The Principle Public Health Specialist answered that the treatment is a holistic approach, with includes group recovery, one on one treatment, housing, welfare support and more. The Individuals needs and their ranking in risk play a part in the treatment they receive. The Director of Public Health added that individual care plans whilst being surrounded by a specialist workforce were key in the strategy. He informed the Panel that Wolverhampton’s alcohol treatment success rates were some of the highest in the country, as well as the probability of patients gaining employment during their treatment.
A Councillor wanted further
explanation around the plan to reduce alcohol serving premises in
the area. He also wanted to know how cultural norms in communities
fit into the plan, as well as situations such as poor
parenting.
The Director for Public Health replied that they plan to consider
licensed premises and where a licensed premise would be granted
going forwards, based off the data. If it was apparent somewhere
that sold strong alcohol would not be beneficial to a community, it
would likely not be given permission to set up business.
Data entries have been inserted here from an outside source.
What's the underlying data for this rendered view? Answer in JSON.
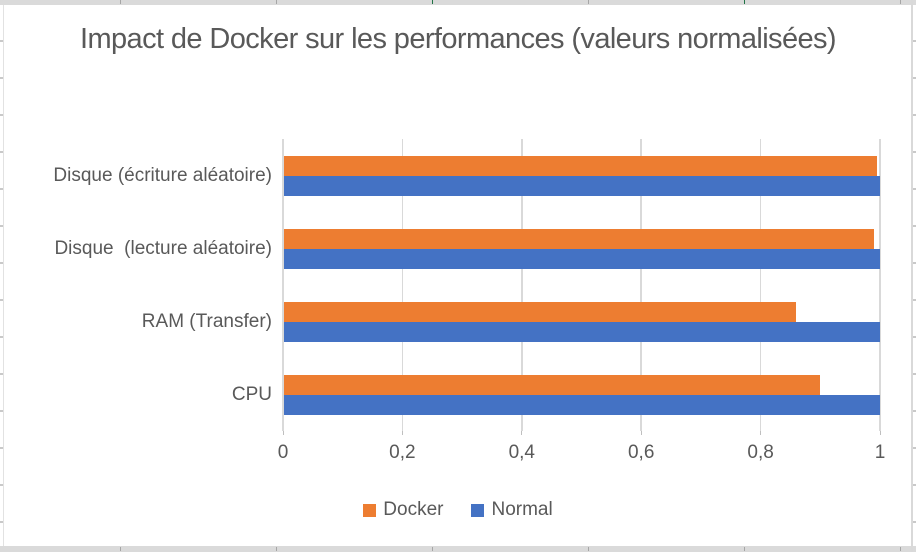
{
  "chart_data": {
    "type": "bar",
    "orientation": "horizontal",
    "title": "Impact de Docker sur les performances (valeurs normalisées)",
    "categories": [
      "Disque (écriture aléatoire)",
      "Disque  (lecture aléatoire)",
      "RAM (Transfer)",
      "CPU"
    ],
    "series": [
      {
        "name": "Docker",
        "color": "#ED7D31",
        "values": [
          0.995,
          0.99,
          0.86,
          0.9
        ]
      },
      {
        "name": "Normal",
        "color": "#4472C4",
        "values": [
          1,
          1,
          1,
          1
        ]
      }
    ],
    "series_order_note": "Docker bar drawn above Normal bar in each category group",
    "x_ticks": {
      "labels": [
        "0",
        "0,2",
        "0,4",
        "0,6",
        "0,8",
        "1"
      ],
      "values": [
        0,
        0.2,
        0.4,
        0.6,
        0.8,
        1
      ]
    },
    "xlim": [
      0,
      1
    ],
    "xlabel": "",
    "ylabel": "",
    "grid": true,
    "legend_position": "bottom",
    "colors": {
      "text": "#595959",
      "gridline": "#d9d9d9",
      "axis": "#d9d9d9",
      "plot_background": "#ffffff"
    }
  }
}
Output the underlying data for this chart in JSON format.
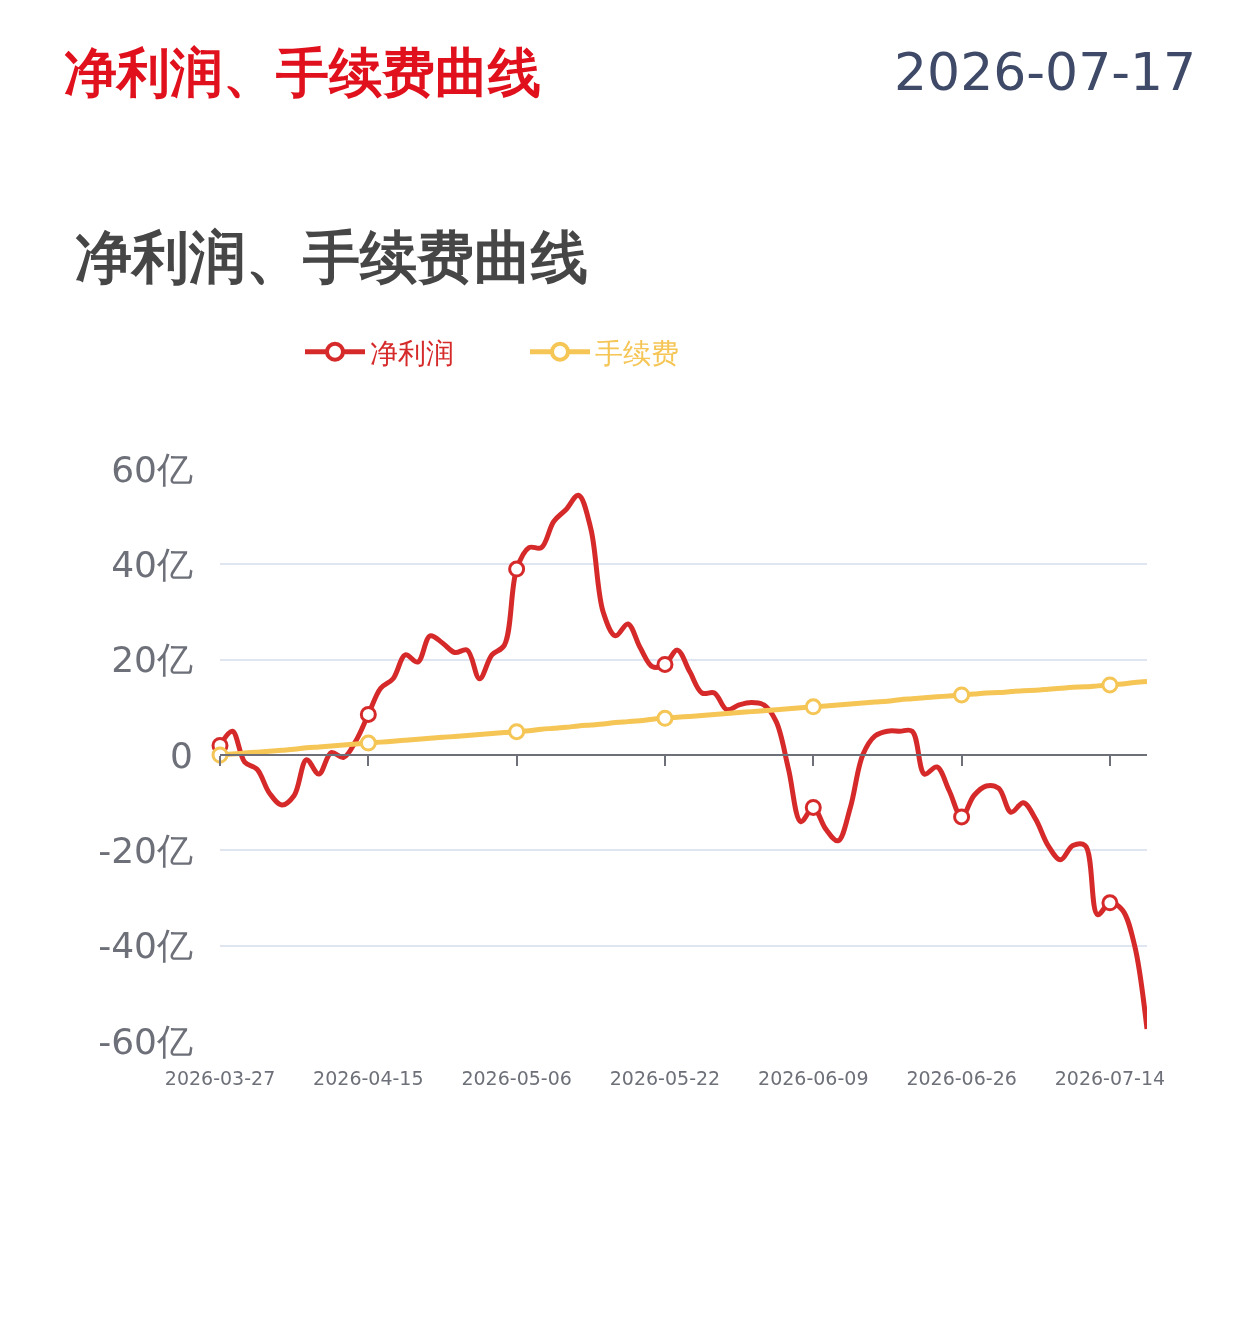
{
  "chart_data": {
    "type": "line",
    "title": "净利润、手续费曲线",
    "annotations": [
      "净利润、手续费曲线",
      "2026-07-17"
    ],
    "categories": [
      "2026-03-27",
      null,
      null,
      null,
      null,
      null,
      null,
      null,
      null,
      null,
      null,
      null,
      "2026-04-15",
      null,
      null,
      null,
      null,
      null,
      null,
      null,
      null,
      null,
      null,
      null,
      "2026-05-06",
      null,
      null,
      null,
      null,
      null,
      null,
      null,
      null,
      null,
      null,
      null,
      "2026-05-22",
      null,
      null,
      null,
      null,
      null,
      null,
      null,
      null,
      null,
      null,
      null,
      "2026-06-09",
      null,
      null,
      null,
      null,
      null,
      null,
      null,
      null,
      null,
      null,
      null,
      "2026-06-26",
      null,
      null,
      null,
      null,
      null,
      null,
      null,
      null,
      null,
      null,
      null,
      "2026-07-14",
      null,
      null,
      null
    ],
    "series": [
      {
        "name": "净利润",
        "color": "#d62a2a",
        "values": [
          2,
          5,
          -1.5,
          -3,
          -8,
          -10.5,
          -8.5,
          -1,
          -4,
          0.5,
          -0.5,
          3,
          8.5,
          14,
          16,
          21,
          19.5,
          25,
          23.5,
          21.5,
          22,
          16,
          21,
          23,
          39,
          43.5,
          43.5,
          49,
          51.5,
          54.5,
          47.5,
          30,
          25,
          27.5,
          22.5,
          18.5,
          19,
          22,
          17.5,
          13,
          13,
          9.5,
          10.5,
          11,
          10.5,
          7,
          -3,
          -14,
          -11,
          -15.5,
          -18,
          -11,
          0,
          4,
          5,
          5,
          5,
          -4,
          -2.5,
          -7.5,
          -13,
          -8.5,
          -6.5,
          -7,
          -12,
          -10,
          -13.5,
          -19,
          -22,
          -19,
          -19,
          -33.5,
          -31,
          -32.5,
          -40,
          -57.5
        ]
      },
      {
        "name": "手续费",
        "color": "#f5c555",
        "values": [
          0,
          0.2,
          0.4,
          0.6,
          0.8,
          1.0,
          1.2,
          1.5,
          1.7,
          1.9,
          2.1,
          2.3,
          2.5,
          2.7,
          2.9,
          3.1,
          3.3,
          3.5,
          3.7,
          3.9,
          4.1,
          4.3,
          4.5,
          4.7,
          4.9,
          5.1,
          5.4,
          5.6,
          5.8,
          6.1,
          6.3,
          6.5,
          6.8,
          7.0,
          7.2,
          7.5,
          7.7,
          7.9,
          8.1,
          8.3,
          8.5,
          8.7,
          8.9,
          9.1,
          9.3,
          9.5,
          9.7,
          9.9,
          10.1,
          10.3,
          10.5,
          10.7,
          10.9,
          11.1,
          11.3,
          11.6,
          11.8,
          12.0,
          12.2,
          12.4,
          12.6,
          12.8,
          13.0,
          13.1,
          13.3,
          13.5,
          13.6,
          13.8,
          14.0,
          14.2,
          14.3,
          14.5,
          14.7,
          14.9,
          15.2,
          15.4
        ]
      }
    ],
    "ylim": [
      -60,
      60
    ],
    "yticks": [
      {
        "value": 60,
        "label": "60亿"
      },
      {
        "value": 40,
        "label": "40亿"
      },
      {
        "value": 20,
        "label": "20亿"
      },
      0,
      {
        "value": -20,
        "label": "-20亿"
      },
      {
        "value": -40,
        "label": "-40亿"
      },
      {
        "value": -60,
        "label": "-60亿"
      }
    ],
    "grid": "y",
    "legend": "top",
    "line_style": "solid"
  }
}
The Vice Chair asked what the approach towards licensed premises
who were caught selling to people under the legal age was.
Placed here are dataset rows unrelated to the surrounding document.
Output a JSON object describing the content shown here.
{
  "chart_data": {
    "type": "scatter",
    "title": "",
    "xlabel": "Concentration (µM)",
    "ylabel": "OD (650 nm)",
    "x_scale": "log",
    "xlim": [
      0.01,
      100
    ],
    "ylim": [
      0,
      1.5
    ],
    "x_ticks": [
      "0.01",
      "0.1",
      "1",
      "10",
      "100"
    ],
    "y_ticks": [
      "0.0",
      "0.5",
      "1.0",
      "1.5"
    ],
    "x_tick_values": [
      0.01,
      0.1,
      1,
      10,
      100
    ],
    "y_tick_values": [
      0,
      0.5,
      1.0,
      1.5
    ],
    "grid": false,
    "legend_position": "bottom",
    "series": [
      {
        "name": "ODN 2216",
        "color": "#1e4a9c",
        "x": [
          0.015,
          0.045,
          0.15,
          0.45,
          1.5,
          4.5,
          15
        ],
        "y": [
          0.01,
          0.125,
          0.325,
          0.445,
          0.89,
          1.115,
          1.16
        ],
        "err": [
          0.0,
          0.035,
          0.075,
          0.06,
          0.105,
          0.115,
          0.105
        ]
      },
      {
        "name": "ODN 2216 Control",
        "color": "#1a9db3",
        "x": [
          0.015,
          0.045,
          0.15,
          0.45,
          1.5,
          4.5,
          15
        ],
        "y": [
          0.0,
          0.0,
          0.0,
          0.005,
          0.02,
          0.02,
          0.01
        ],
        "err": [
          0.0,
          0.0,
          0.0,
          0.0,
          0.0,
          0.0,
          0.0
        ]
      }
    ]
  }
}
The Director of Public Health stated that a partnership approach
was always taken with businesses towards how they managed those
issues and the response was decided on a case by case basis. The
Director of Resident Services raised the work of licensing,
environmental health and trading standards, citing test purchases
which were done to ensure licensed premises were complying with the
law. He stated it was important to understand intent, and some
cases have resulted in a removal of license to serve to sell
alcohol on the premises.
A Councillor felt work needed to be done with licensees to help
them better understand risks within their communities. He felt a
culture of responsibility needed to be pushed, through training and
partnership. He suggested a forum for the licensees could be set
up, which would enable better communication and collaboration to
ensure community cohesion.
The Director of Resident Services agreed that prevention was better than the cure and agreed working with traders to help in the prevention of enabling alcoholism was important. He said their team did already work with traders on this. Through “Trade With Confidence”, Officers work as pseudo-consultants with those businesses to ensure compliance with the law and more responsible trading.
A Councillor welcomed the
information but requested further clarity on the role housing could
play in tackling the City’s issues. Speaking from a Fire
Services perspective he stated that statistically, many fires on
premises have a higher rate were linked to residents with alcohol
or drug addiction. He said involvement in the fire service would be
welcomed. He recommended that data on people for well being
purposes, if it could be done in line with GPDR, could be shared
with the Fire Service so they could work in partnership with the
Local Authority and Healthcare Services to help sign post people
with addiction problems and help prevent fires. He requested
further information on what was being done with Social Housing
Providers. He also asked how the service dealt with Veterans
specifically, if at all. The Councillor was keen to stress not
every Veteran was an alcoholic, but deaths of Veterans from liver
failure were very high, so he wanted to know what services existed
for them, as he was a former Veteran himself.
The Director of Public Health recognised that tackling issues in
high-stress professions was a challenge. He said that it would
require “Family Working”, defining family as both
biological and professional families for soldiers, or police
officers, fire fighters etc. He stressed the importance of those
networks playing a part in tackling alcohol dependency.